Explore how you can create the Daft Punk Robotic Vocal effect using Ableton Live’s Vocoder in this easy video tutorial.
A vocoder is a category of voice codec that analyzes and synthesizes the human voice signal for audio data compression, multiplexing, voice encryption, voice transformation, etc.
The earliest type of vocoder, the channel vocoder, was originally developed as a speech coder for telecommunications applications in the 1930s. The idea being to code speech in order to reduce bandwidth (i.e. audio data compression) for multiplexing transmission. It has also been used extensively as an electronic musical instrument.
Among the most consistent uses of the vocoder in emulating the human voice are Daft Punk, who have used this instrument from their first album Homework (1997) to their latest work Random Access Memories (2013) and consider the convergence of technological and human voice “the identity of their musical project”. For instance, the lyrics of “Around the World” (1997) are integrally vocoder-processed, “Get Lucky” (2013) features a mix of natural and processed human voices, and “Instant Crush” (2013) features Julian Casablancas singing into a vocoder.
Learn how you can create the Daft Punk Vocoder/Robotic Voice effect using Ableton Live 9.
Other Musical Uses of the Vocoder.
One of the first attempts to use a vocoder in creating music was the “Siemens Synthesizer” at the Siemens Studio for Electronic Music, developed between 1956 and 1959. In 1968, Robert Moog developed one of the first solid-state musical vocoders for the electronic music studio of the University at Buffalo. In 1968, Bruce Haack built a prototype, named “Farad” after Michael Faraday. It was first featured on “The Electronic Record For Children” released in 1969 and then on his rock album, The Electric Lucifer released in 1970.

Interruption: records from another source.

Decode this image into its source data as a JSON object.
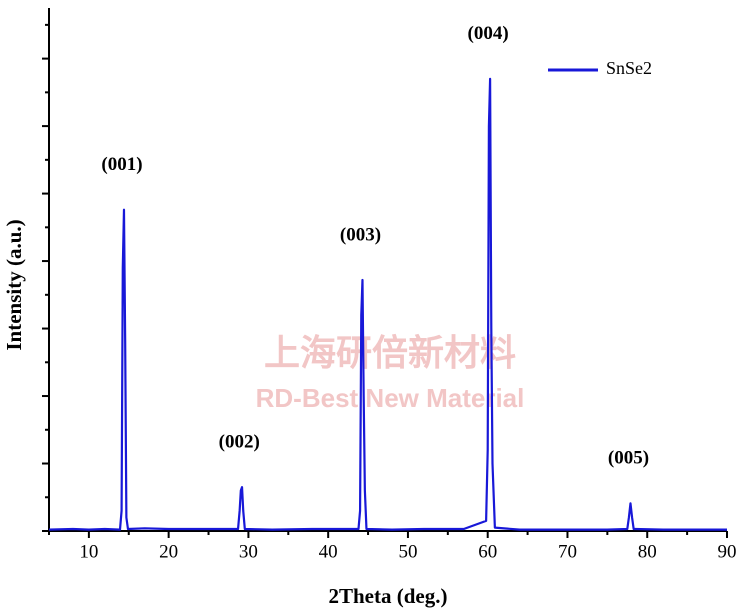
{
  "chart_data": {
    "type": "line",
    "xlabel": "2Theta (deg.)",
    "ylabel": "Intensity (a.u.)",
    "watermark": [
      "上海研倍新材料",
      "RD-Best New Material"
    ],
    "xlim": [
      5,
      90
    ],
    "xticks": [
      10,
      20,
      30,
      40,
      50,
      60,
      70,
      80,
      90
    ],
    "x_minor_ticks": [
      5,
      15,
      25,
      35,
      45,
      55,
      65,
      75,
      85
    ],
    "ylim": [
      0,
      7.75
    ],
    "yticks": [
      0,
      1,
      2,
      3,
      4,
      5,
      6,
      7
    ],
    "y_minor_ticks": [
      0.5,
      1.5,
      2.5,
      3.5,
      4.5,
      5.5,
      6.5,
      7.5
    ],
    "legend": "upper right",
    "annotations": [
      {
        "text": "(001)",
        "x": 14.4
      },
      {
        "text": "(002)",
        "x": 29.1
      },
      {
        "text": "(003)",
        "x": 44.3
      },
      {
        "text": "(004)",
        "x": 60.3
      },
      {
        "text": "(005)",
        "x": 77.9
      }
    ],
    "series": [
      {
        "name": "SnSe2",
        "color": "#1818d8",
        "x": [
          5,
          8,
          10,
          12,
          13.9,
          14.1,
          14.25,
          14.4,
          14.55,
          14.7,
          14.9,
          17,
          20,
          24,
          28.7,
          28.9,
          29.05,
          29.2,
          29.35,
          29.55,
          33,
          38,
          43.8,
          44.0,
          44.15,
          44.3,
          44.45,
          44.6,
          44.8,
          48,
          52,
          57,
          59.8,
          60.0,
          60.15,
          60.3,
          60.45,
          60.6,
          60.9,
          64,
          70,
          75,
          77.5,
          77.7,
          77.9,
          78.1,
          78.3,
          82,
          86,
          90
        ],
        "values": [
          0.02,
          0.03,
          0.02,
          0.03,
          0.02,
          0.3,
          3.9,
          4.76,
          2.8,
          0.2,
          0.03,
          0.04,
          0.03,
          0.03,
          0.03,
          0.3,
          0.6,
          0.65,
          0.3,
          0.03,
          0.02,
          0.03,
          0.03,
          0.3,
          3.2,
          3.72,
          2.0,
          0.6,
          0.03,
          0.02,
          0.03,
          0.03,
          0.15,
          1.2,
          6.0,
          6.7,
          3.0,
          1.0,
          0.05,
          0.02,
          0.02,
          0.02,
          0.03,
          0.2,
          0.41,
          0.2,
          0.03,
          0.02,
          0.02,
          0.02
        ]
      }
    ]
  }
}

In 1970, Wendy Carlos and Robert Moog built another musical vocoder, a ten-band device inspired by the earlier vocoder designs of Homer Dudley. It was originally called a spectrum encoder-decoder and later referred to simply as a vocoder. The carrier signal came from a Moog modular synthesizer and the modulator from a microphone input. The output of the ten-band vocoder was fairly intelligible but relied on specially articulated speech. Later improved versions use a high-pass filter to let some sibilance through from the microphone; this ruins the device for its original speech-coding application, but it makes the “talking synthesizer” effect much more intelligible.
Kraftwerk’s Autobahn (1974) was one of the first successful albums to feature vocoder vocals.

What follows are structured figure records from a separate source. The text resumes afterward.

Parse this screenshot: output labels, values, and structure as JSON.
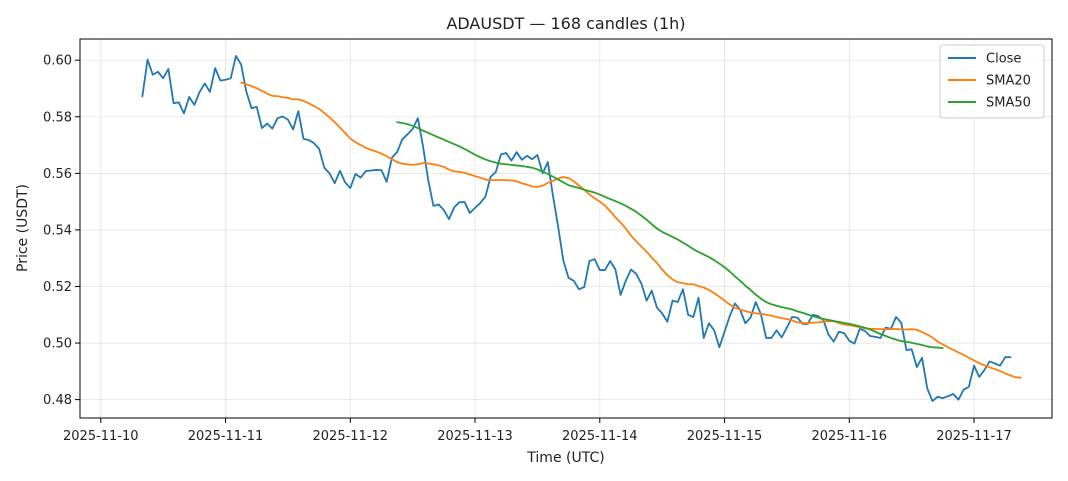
{
  "chart_data": {
    "type": "line",
    "title": "ADAUSDT — 168 candles (1h)",
    "xlabel": "Time (UTC)",
    "ylabel": "Price (USDT)",
    "x_start": "2025-11-10T08:00:00Z",
    "x_step_hours": 1,
    "xlim": [
      "2025-11-09T20:00:00Z",
      "2025-11-17T15:00:00Z"
    ],
    "ylim": [
      0.4735,
      0.6075
    ],
    "x_ticks": [
      "2025-11-10",
      "2025-11-11",
      "2025-11-12",
      "2025-11-13",
      "2025-11-14",
      "2025-11-15",
      "2025-11-16",
      "2025-11-17"
    ],
    "y_ticks": [
      0.48,
      0.5,
      0.52,
      0.54,
      0.56,
      0.58,
      0.6
    ],
    "y_tick_labels": [
      "0.48",
      "0.50",
      "0.52",
      "0.54",
      "0.56",
      "0.58",
      "0.60"
    ],
    "grid": true,
    "legend_position": "top-right",
    "series": [
      {
        "name": "Close",
        "color": "#1f77b4",
        "start_index": 0,
        "values": [
          0.5872,
          0.6002,
          0.5949,
          0.5959,
          0.5936,
          0.5969,
          0.5848,
          0.5851,
          0.5812,
          0.587,
          0.5842,
          0.5887,
          0.5918,
          0.5888,
          0.5972,
          0.5928,
          0.5931,
          0.5936,
          0.6015,
          0.5985,
          0.5889,
          0.583,
          0.5835,
          0.576,
          0.5776,
          0.5758,
          0.5795,
          0.5801,
          0.579,
          0.5755,
          0.582,
          0.5722,
          0.5718,
          0.5707,
          0.5687,
          0.562,
          0.56,
          0.5565,
          0.5609,
          0.5568,
          0.5548,
          0.5598,
          0.5585,
          0.5608,
          0.561,
          0.5612,
          0.5611,
          0.557,
          0.5655,
          0.5675,
          0.572,
          0.5738,
          0.5757,
          0.5795,
          0.5695,
          0.5575,
          0.5485,
          0.549,
          0.547,
          0.5438,
          0.548,
          0.5498,
          0.5498,
          0.546,
          0.5478,
          0.5495,
          0.5518,
          0.5588,
          0.5605,
          0.5667,
          0.5672,
          0.5645,
          0.5675,
          0.5648,
          0.5662,
          0.565,
          0.5665,
          0.56,
          0.564,
          0.552,
          0.541,
          0.529,
          0.523,
          0.522,
          0.519,
          0.5198,
          0.529,
          0.5297,
          0.5258,
          0.5258,
          0.529,
          0.526,
          0.517,
          0.522,
          0.526,
          0.5245,
          0.521,
          0.515,
          0.5185,
          0.5125,
          0.5105,
          0.5075,
          0.515,
          0.5145,
          0.519,
          0.51,
          0.5092,
          0.516,
          0.5018,
          0.507,
          0.5045,
          0.4985,
          0.504,
          0.5095,
          0.514,
          0.5118,
          0.507,
          0.509,
          0.5145,
          0.5102,
          0.5018,
          0.5018,
          0.5045,
          0.502,
          0.5055,
          0.5092,
          0.509,
          0.5068,
          0.5068,
          0.51,
          0.5095,
          0.5082,
          0.503,
          0.5005,
          0.504,
          0.5035,
          0.5008,
          0.4998,
          0.505,
          0.5043,
          0.5025,
          0.5022,
          0.5018,
          0.5055,
          0.505,
          0.5092,
          0.5072,
          0.4975,
          0.4978,
          0.4915,
          0.4948,
          0.484,
          0.4795,
          0.481,
          0.4805,
          0.4812,
          0.482,
          0.48,
          0.4835,
          0.4845,
          0.492,
          0.488,
          0.4905,
          0.4935,
          0.4928,
          0.492,
          0.495,
          0.495
        ]
      },
      {
        "name": "SMA20",
        "color": "#ff7f0e",
        "start_index": 19,
        "values": [
          0.5921,
          0.5915,
          0.5908,
          0.5901,
          0.5892,
          0.5882,
          0.5874,
          0.5873,
          0.5869,
          0.5867,
          0.5861,
          0.5862,
          0.5856,
          0.5848,
          0.5838,
          0.5828,
          0.5813,
          0.5798,
          0.5781,
          0.5762,
          0.5743,
          0.5723,
          0.571,
          0.57,
          0.569,
          0.5683,
          0.5677,
          0.567,
          0.566,
          0.565,
          0.564,
          0.5634,
          0.5632,
          0.563,
          0.5632,
          0.5636,
          0.5635,
          0.5632,
          0.5628,
          0.5623,
          0.5613,
          0.5607,
          0.5605,
          0.5602,
          0.5596,
          0.559,
          0.5585,
          0.5578,
          0.5576,
          0.5576,
          0.5577,
          0.5576,
          0.5575,
          0.5572,
          0.5565,
          0.556,
          0.5553,
          0.5552,
          0.5556,
          0.5566,
          0.5573,
          0.5582,
          0.5587,
          0.5583,
          0.5572,
          0.5557,
          0.5542,
          0.5526,
          0.5512,
          0.55,
          0.5486,
          0.5466,
          0.5445,
          0.5426,
          0.5405,
          0.538,
          0.536,
          0.5341,
          0.5323,
          0.5302,
          0.5283,
          0.526,
          0.524,
          0.5225,
          0.5215,
          0.5212,
          0.5208,
          0.5208,
          0.5202,
          0.5196,
          0.5188,
          0.5176,
          0.5164,
          0.515,
          0.5136,
          0.5125,
          0.5118,
          0.5113,
          0.5108,
          0.5105,
          0.5103,
          0.51,
          0.5097,
          0.5092,
          0.5088,
          0.5085,
          0.508,
          0.5073,
          0.5071,
          0.5071,
          0.5072,
          0.5073,
          0.5076,
          0.5077,
          0.5077,
          0.5071,
          0.5066,
          0.5063,
          0.506,
          0.5056,
          0.5052,
          0.505,
          0.505,
          0.5049,
          0.5049,
          0.5049,
          0.505,
          0.5048,
          0.5048,
          0.5049,
          0.5047,
          0.5039,
          0.503,
          0.502,
          0.5005,
          0.4995,
          0.4985,
          0.4976,
          0.4967,
          0.4958,
          0.4948,
          0.4938,
          0.4929,
          0.4921,
          0.4914,
          0.4908,
          0.4901,
          0.4893,
          0.4885,
          0.4879,
          0.4878
        ]
      },
      {
        "name": "SMA50",
        "color": "#2ca02c",
        "start_index": 49,
        "values": [
          0.5781,
          0.5778,
          0.5774,
          0.5768,
          0.576,
          0.5751,
          0.5743,
          0.5735,
          0.5727,
          0.5719,
          0.5711,
          0.5703,
          0.5695,
          0.5686,
          0.5676,
          0.5666,
          0.5657,
          0.5649,
          0.5643,
          0.5638,
          0.5634,
          0.5632,
          0.563,
          0.5628,
          0.5626,
          0.5623,
          0.562,
          0.5614,
          0.5606,
          0.5598,
          0.5588,
          0.5578,
          0.5568,
          0.5558,
          0.5553,
          0.5548,
          0.5542,
          0.5537,
          0.5532,
          0.5525,
          0.5517,
          0.5509,
          0.5502,
          0.5494,
          0.5485,
          0.5475,
          0.5464,
          0.545,
          0.5436,
          0.542,
          0.5405,
          0.5393,
          0.5384,
          0.5375,
          0.5366,
          0.5355,
          0.5344,
          0.5332,
          0.5322,
          0.5313,
          0.5304,
          0.5293,
          0.5281,
          0.5268,
          0.5253,
          0.5236,
          0.522,
          0.5203,
          0.5188,
          0.5171,
          0.5157,
          0.5145,
          0.5137,
          0.5132,
          0.5127,
          0.5123,
          0.5119,
          0.5112,
          0.5107,
          0.5101,
          0.5095,
          0.509,
          0.5085,
          0.5082,
          0.5078,
          0.5075,
          0.5071,
          0.5068,
          0.5064,
          0.5059,
          0.5054,
          0.5048,
          0.504,
          0.5032,
          0.5025,
          0.5018,
          0.5012,
          0.5007,
          0.5004,
          0.5001,
          0.4997,
          0.4993,
          0.4988,
          0.4985,
          0.4984,
          0.4982
        ]
      }
    ]
  }
}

Jeff Lynne of Electric Light Orchestra used it in several albums, such as “Time” (featuring the Roland VP-330 Plus MkI). ELO songs such as “Mr. Blue Sky” and “Sweet Talkin’ Woman”, both from Out of the Blue (1977), use it extensively. As does “The Diary of Horace Wimp” from the album Discovery (1979). Featured on the album are the EMS Vocoder 2000W MkI, and the EMS Vocoder (System) 2000 (W or B, MkI or II).
Giorgio Moroder made extensive use of the vocoder on the 1975 album Einzelgänger and 1977 album From Here to Eternity.
Another early example of its use is in Pink Floyd‘s song “Sheep”, from their album Animals (1977), which features a modified version of Psalm 23 recited through a vocoder. On another song on the same album, “Dogs”, the band put the sound of a barking dog through the device.
Coldplay has used the effect in some of their songs. For example, in “Major Minus” and “Hurts Like Heaven”, both from the album Mylo Xyloto (2011), Chris Martin’s vocals are mostly vocoder-processed. “Midnight”, from Ghost Stories (2014), also features Martin singing through a vocoder. The hidden track “X Marks The Spot” from “A Head Full of Dreams” has also been recorded through one.